Una imagen desoladora sacudió al mundo del fútbol la madrugada de este jueves. El futbolista portugués Diogo Jota, delantero del Liverpool FC, perdió la vida junto a su hermano, André Filipe Teixeira da Silva, tras un violento accidente automovilístico en la autovía A-52, a la altura de Cernadilla, en la provincia de Zamora, España.

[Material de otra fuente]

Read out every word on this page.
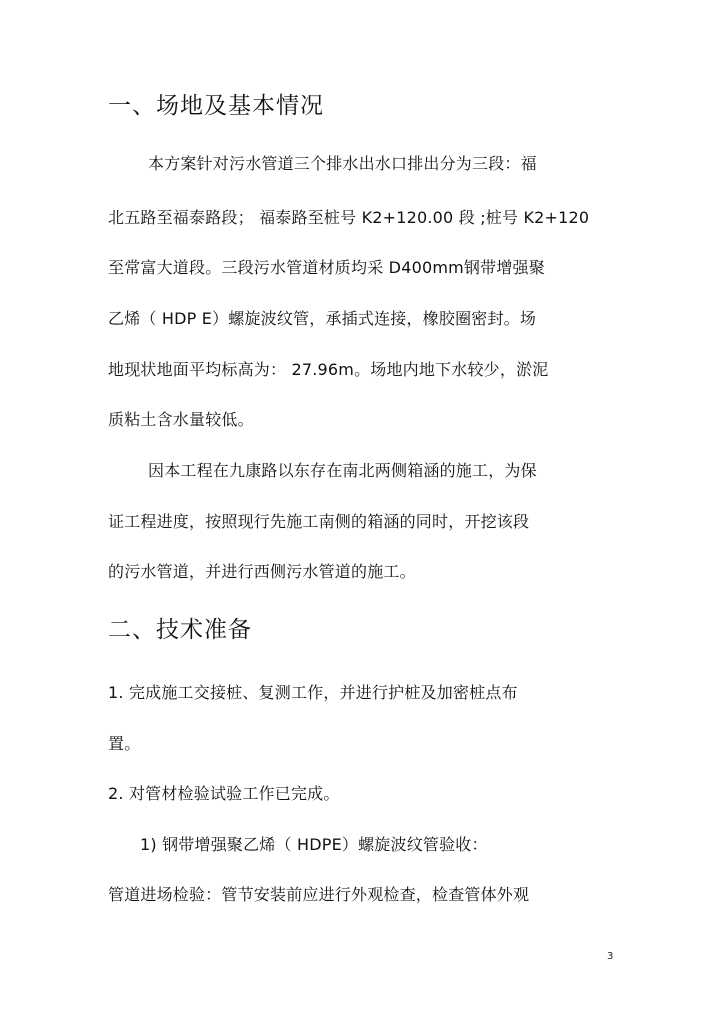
一、场地及基本情况
本方案针对污水管道三个排水出水口排出分为三段：福
北五路至福泰路段； 福泰路至桩号 K2+120.00 段 ;桩号 K2+120
至常富大道段。三段污水管道材质均采 D400mm钢带增强聚
乙烯（ HDP E）螺旋波纹管，承插式连接，橡胶圈密封。场
地现状地面平均标高为： 27.96m。场地内地下水较少，淤泥
质粘土含水量较低。
因本工程在九康路以东存在南北两侧箱涵的施工，为保
证工程进度，按照现行先施工南侧的箱涵的同时，开挖该段
的污水管道，并进行西侧污水管道的施工。
二、技术准备
1. 完成施工交接桩、复测工作，并进行护桩及加密桩点布
置。
2. 对管材检验试验工作已完成。
1) 钢带增强聚乙烯（ HDPE）螺旋波纹管验收：
管道进场检验：管节安装前应进行外观检查，检查管体外观
3
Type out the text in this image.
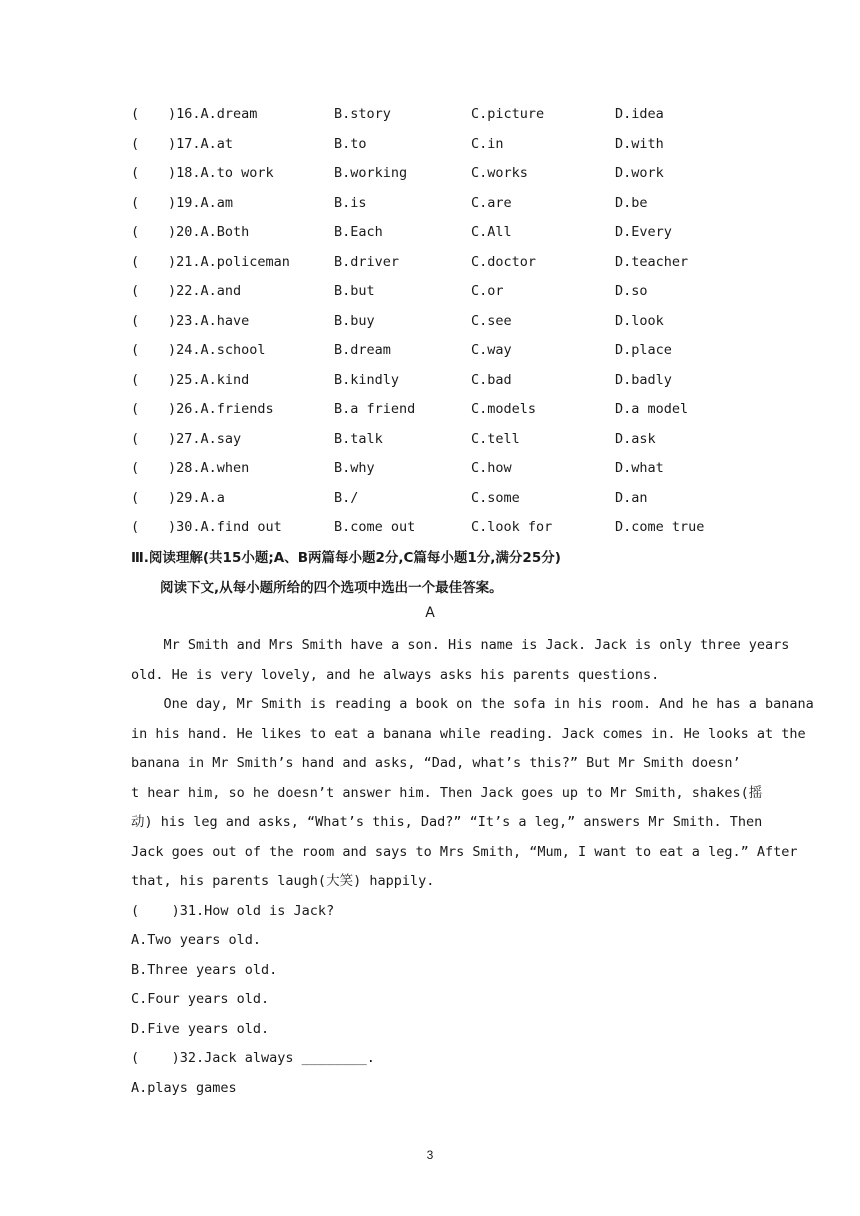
( )16.A.dream	B.story	C.picture	D.idea
( )17.A.at	B.to	C.in	D.with
( )18.A.to work	B.working	C.works	D.work
( )19.A.am	B.is	C.are	D.be
( )20.A.Both	B.Each	C.All	D.Every
( )21.A.policeman	B.driver	C.doctor	D.teacher
( )22.A.and	B.but	C.or	D.so
( )23.A.have	B.buy	C.see	D.look
( )24.A.school	B.dream	C.way	D.place
( )25.A.kind	B.kindly	C.bad	D.badly
( )26.A.friends	B.a friend	C.models	D.a model
( )27.A.say	B.talk	C.tell	D.ask
( )28.A.when	B.why	C.how	D.what
( )29.A.a	B./	C.some	D.an
( )30.A.find out	B.come out	C.look for	D.come true
Ⅲ.阅读理解(共15小题;A、B两篇每小题2分,C篇每小题1分,满分25分)
阅读下文,从每小题所给的四个选项中选出一个最佳答案。
A
Mr Smith and Mrs Smith have a son. His name is Jack. Jack is only three years
old. He is very lovely, and he always asks his parents questions.
One day, Mr Smith is reading a book on the sofa in his room. And he has a banana
in his hand. He likes to eat a banana while reading. Jack comes in. He looks at the
banana in Mr Smith’s hand and asks, “Dad, what’s this?” But Mr Smith doesn’
t hear him, so he doesn’t answer him. Then Jack goes up to Mr Smith, shakes(摇
动) his leg and asks, “What’s this, Dad?” “It’s a leg,” answers Mr Smith. Then
Jack goes out of the room and says to Mrs Smith, “Mum, I want to eat a leg.” After
that, his parents laugh(大笑) happily.
(    )31.How old is Jack?
A.Two years old.
B.Three years old.
C.Four years old.
D.Five years old.
(    )32.Jack always ________.
A.plays games
3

El vehículo en el que se desplazaban, un Lamborghini, quedó completamente calcinado.
Según el informe preliminar, el accidente se habría producido por la rotura de una rueda mientras el vehículo realizaba una maniobra de adelantamiento. El Lamborghini se salió de la vía y se incendió de inmediato. Bomberos de la Diputación de Zamora acudieron al lugar para controlar las llamas, pero encontraron los cuerpos calcinados de los dos ocupantes en el interior del automóvil.

Videos cortos, grabados por testigos, mostraron los restos del automóvil reducidos a piezas negras y deformadas. La carrocería se destruyó casi por completo, al igual que parte de la vegetación cercana, también alcanzada por el fuego. En la escena, agentes de la Guardia Civil y peritos trabajaban para determinar las causas exactas del siniestro.
Diogo Jota, de 28 años, era una de las figuras más destacadas del fútbol portugués. Inició su carrera en el Paços de Ferreira y pasó por clubes como Atlético de Madrid, FC Porto y Wolverhampton, antes de consolidarse en la Premier League con el Liverpool, donde era valorado por su velocidad, entrega y capacidad goleadora. Apenas once días antes de su fallecimiento, Jota se había casado con Rute Cardoso, su pareja de toda la vida y madre de sus tres hijos.